Exports fell last year

As of: February 5, 2024 10:36 a.m

The German economy has the reputation of being the world export champion. Last year, however, the engine of foreign trade sputtered – and companies continue to complain about a lack of orders.

The decline in German foreign trade in December was significant: According to figures from the Federal Statistical Office, exports fell by 4.6 percent compared to the previous month. It is the biggest decline in a year. Economists polled by Reuters had expected a decline of just 2.0 percent.

Alexander Krüger, chief economist at private bank Hauck Aufhäuser Lamp, said the global economy was too weak to provide momentum. The decline in December is also reflected in the annual balance. The bottom line is that foreign trade shrank by 1.4 percent in 2023 compared to the previous year. “After last year’s minus, the sector is facing another difficult year. The tensions in the Red Sea are creating new trade risks,” said economist Krüger.

The New Year is off to a slow start

Surveys by the Munich Ifo Institute also confirm the downward trend in German exports. Companies’ expectations deteriorated significantly in January. The corresponding barometer fell to its lowest level since September 2023. The head of the ifo surveys, Klaus Wohlrabe, complained: “Exporters need new impulses.” According to the Ifo Institute, these are currently lacking in the entire German economy, and more and more companies are complaining about a lack of orders.

The lack of orders then affects both industry and the service sector. According to a current ifo survey, more than one in three industrial companies reported missing orders in January. A year ago it was only about one in five companies. According to Ifo economist Wohlrabe, the lack of orders has become significantly worse: “Hardly any industry is spared from this. In addition, the order backlog is dwindling.”

Hope for falling interest rates

Even during the corona pandemic, companies had registered overfull order books.
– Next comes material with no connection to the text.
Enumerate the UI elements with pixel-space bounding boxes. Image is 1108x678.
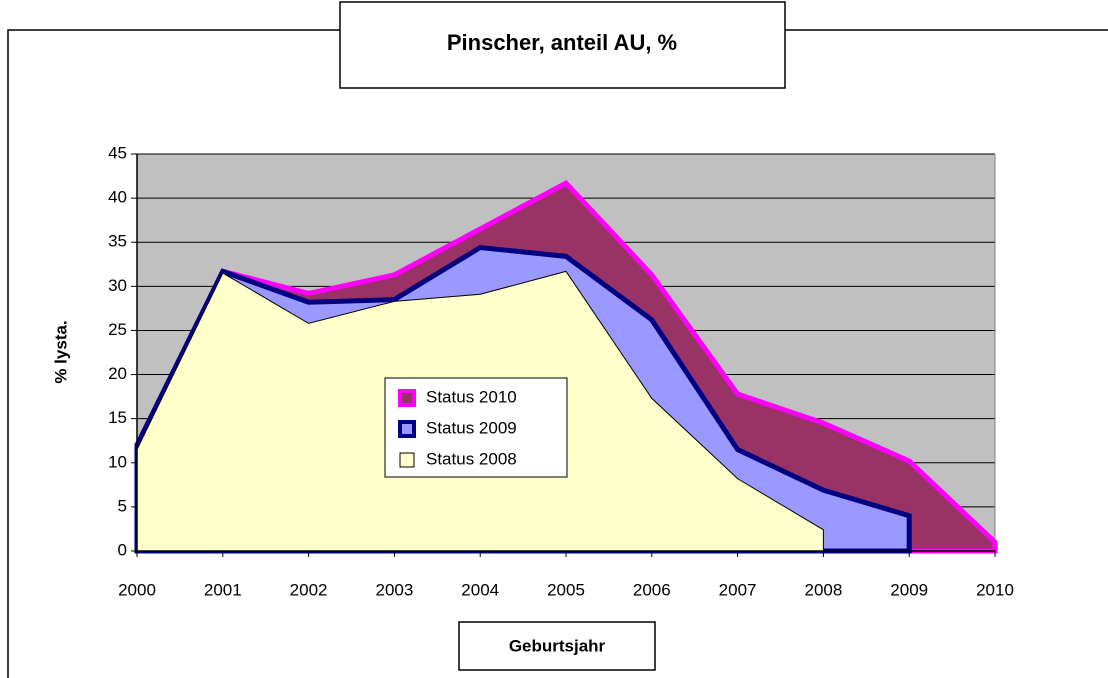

The order backlog was also due to the disrupted supply chains. However, many preliminary products are now available again and companies have processed many of the backlogged orders.

The economy and financial markets are now hoping that interest rates will soon fall and thus the costs of investments will fall. This could mean that more orders will be received again. However, both the European Central Bank and the US Federal Reserve have recently expressed caution. A reduction in interest rates in the euro area is not expected before the summer.